Cari giornalisti, chi è causa del suo mal pianga se stesso

Ruvide considerazioni a margine sulla vendita in corso dei giornali del gruppo Gedi. Il commento dell'economista Riccardo Puglisi tratto da Substack

 

Qui metto in forma schematica, senza fronzoli, alcune considerazioni sulla crisi dei giornali, esemplificata dalla recentissima vendita de La Stampa da parte della famiglia Agnelli/Elkann. Mi si consenta di dire che ho letto in giro considerazioni eccessivamente costernate, che andrebbero affiancate da considerazioni più vicine alla realtà dei fatti, come le seguenti cinque:

1) La struttura dei costi dei quotidiani era un tempo giustificata da un numero di copie vendute largamente superiore a quello attuale. Ai tempi d’oro Corriere della Sera e Repubblica arrivavano a 700mila copie giornaliere vendute per ciascuno. Ora si tratta di un livello di costi semplicemente eccessivo.

Perché mai i proprietari di giornali dovrebbero continuare a subire perdite senza speranza di ripresa a motivo di costi che non si riescono a comprimere in maniera sufficiente?

2) All’interno di questa struttura dei costi, esistono meccanismi gerontocratici massicci, tali per cui i giornalisti anziani ai vertici delle strutture interne ricevono stipendi estremamente elevati, mentre moltissimi giovani (e non solo giovani, in verità) hanno stipendi bassi oppure una situazione precaria, nella forma di pubblicisti che ricevono importi bassissimi per ogni pezzo scritto. A che cosa mi riferisco? Una decina di euro al pezzo.

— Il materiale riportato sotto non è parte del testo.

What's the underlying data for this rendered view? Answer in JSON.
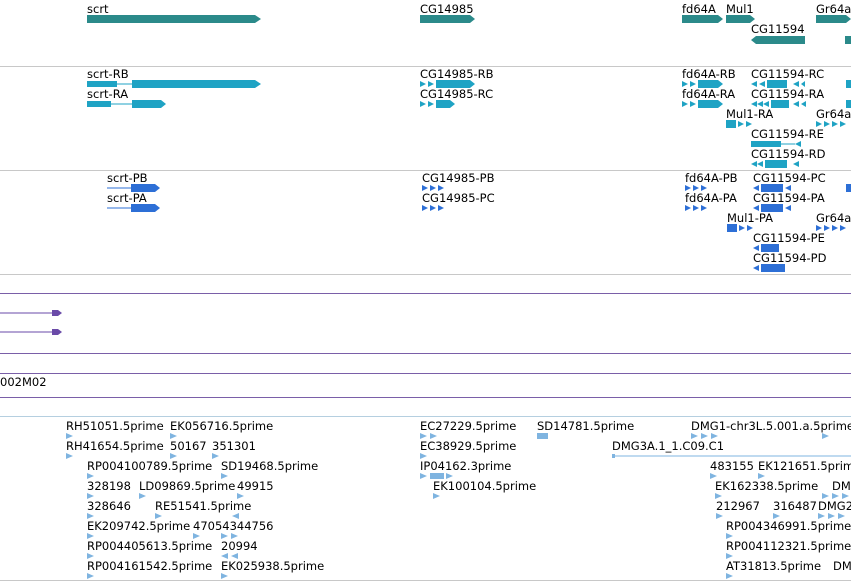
{
  "colors": {
    "gene": "#2b8a8a",
    "transcript": "#1fa3c4",
    "protein": "#2d6fd6",
    "purple": "#6a4aa8",
    "est": "#7fb4e0",
    "divider": "#c8c8c8",
    "purple_line": "#7a5fa8"
  },
  "gene_track": {
    "labels": [
      "scrt",
      "CG14985",
      "fd64A",
      "Mul1",
      "Gr64a",
      "CG11594"
    ]
  },
  "transcript_track": {
    "labels": [
      "scrt-RB",
      "scrt-RA",
      "CG14985-RB",
      "CG14985-RC",
      "fd64A-RB",
      "fd64A-RA",
      "CG11594-RC",
      "CG11594-RA",
      "Mul1-RA",
      "Gr64a",
      "CG11594-RE",
      "CG11594-RD"
    ]
  },
  "protein_track": {
    "labels": [
      "scrt-PB",
      "scrt-PA",
      "CG14985-PB",
      "CG14985-PC",
      "fd64A-PB",
      "fd64A-PA",
      "CG11594-PC",
      "CG11594-PA",
      "Mul1-PA",
      "Gr64a",
      "CG11594-PE",
      "CG11594-PD"
    ]
  },
  "misc_track": {
    "label": "002M02"
  },
  "est_track": {
    "labels": [
      "RH51051.5prime",
      "EK056716.5prime",
      "EC27229.5prime",
      "SD14781.5prime",
      "DMG1-chr3L.5.001.a.5prime",
      "RH41654.5prime",
      "50167",
      "351301",
      "EC38929.5prime",
      "DMG3A.1_1.C09.C1",
      "RP004100789.5prime",
      "SD19468.5prime",
      "IP04162.3prime",
      "483155",
      "EK121651.5prim",
      "328198",
      "LD09869.5prime",
      "49915",
      "EK100104.5prime",
      "EK162338.5prime",
      "DM",
      "328646",
      "RE51541.5prime",
      "212967",
      "316487",
      "DMG2",
      "EK209742.5prime",
      "47054344756",
      "RP004346991.5prime",
      "RP004405613.5prime",
      "20994",
      "RP004112321.5prime",
      "RP004161542.5prime",
      "EK025938.5prime",
      "AT31813.5prime",
      "DMG2"
    ]
  }
}
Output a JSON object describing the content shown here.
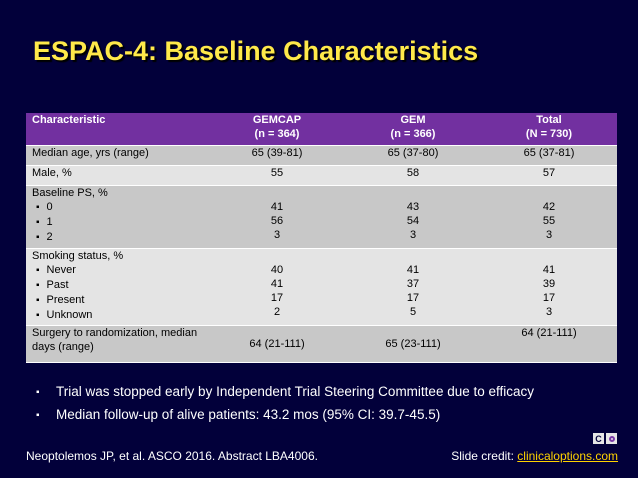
{
  "title": "ESPAC-4: Baseline Characteristics",
  "table": {
    "headers": {
      "characteristic": "Characteristic",
      "gemcap": [
        "GEMCAP",
        "(n = 364)"
      ],
      "gem": [
        "GEM",
        "(n = 366)"
      ],
      "total": [
        "Total",
        "(N = 730)"
      ]
    },
    "rows": [
      {
        "label": "Median age, yrs (range)",
        "gemcap": "65 (39-81)",
        "gem": "65 (37-80)",
        "total": "65 (37-81)"
      },
      {
        "label": "Male, %",
        "gemcap": "55",
        "gem": "58",
        "total": "57"
      },
      {
        "label": "Baseline PS, %",
        "subs": [
          "0",
          "1",
          "2"
        ],
        "gemcap": [
          "41",
          "56",
          "3"
        ],
        "gem": [
          "43",
          "54",
          "3"
        ],
        "total": [
          "42",
          "55",
          "3"
        ]
      },
      {
        "label": "Smoking status, %",
        "subs": [
          "Never",
          "Past",
          "Present",
          "Unknown"
        ],
        "gemcap": [
          "40",
          "41",
          "17",
          "2"
        ],
        "gem": [
          "41",
          "37",
          "17",
          "5"
        ],
        "total": [
          "41",
          "39",
          "17",
          "3"
        ]
      },
      {
        "label": [
          "Surgery to randomization, median",
          "days (range)"
        ],
        "gemcap": "64 (21-111)",
        "gem": "65 (23-111)",
        "total": "64 (21-111)"
      }
    ]
  },
  "bullets": [
    "Trial was stopped early by Independent Trial Steering Committee due to efficacy",
    "Median follow-up of alive patients: 43.2 mos (95% CI: 39.7-45.5)"
  ],
  "footer": {
    "citation": "Neoptolemos JP, et al. ASCO 2016. Abstract LBA4006.",
    "credit_prefix": "Slide credit: ",
    "credit_link": "clinicaloptions.com"
  },
  "logo": {
    "letter": "C"
  }
}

Quali meccanismi di incentivazione perversa possono scaturire da questo stato delle cose? Qual è la probabilità di arrivare agli stipendi dei vertici attuali? Oppure soltanto alla metà?

3) Moltissimi giornalisti di vertice nella carta stampata riempiono i talk show televisivi, con dubbi effetti sulle vendite dei giornali, anche perché -credo per sciocca o intelligente pigrizia- i giornalisti stessi dicono in TV GRATIS quello che scrivono sui giornali.

Perché mai dovrei comprare un giornale quando la parte succosa del contenuto è già stata anticipata GRATIS in TV dal giornalista ospite del talk show?

4) La stessa considerazione può essere svolta con riferimento all’attività dei giornalisti celebri sui social network, e in particolare sull’odiatissimo X/Twitter.

Se tu giornalista spocchiosamente metti su X/Twitter il contenuto dei tuoi pezzi oppure direttamente l’intero pezzo che hai scritto per il giornale, per quale santissima ragione io dovrei comprare il giornale, avendolo già letto/sorbito qui?

5) Nell’era dei social network, vi sono soggetti indipendenti (ad esempio noi professori universitari, ma non solo) che sono piuttosto bravi a intraprendere dibattiti con gli utenti, talora con approccio ideologico chiaro. Personalmente cerco di preferire il metodo scientifico, ma la componente ideologica in ciascuno di noi esiste, va tenuta in considerazione, e tutto sommato rende il dibattito “interessante”.

Quale vantaggio comparato hanno gli editori a stampare giornali fortemente ideologizzati quando trovi polemisti molto migliori su X/Twitter, oppure qui su Substack, compresi i giornalisti stessi di quei giornali, intenti a cannibalizzarli ogni santo giorno? [vedi punto 4]

E dunque.

Il messaggio è dunque questo: “per quanto vi consideriate assolti, siete lo stesso coinvolti”.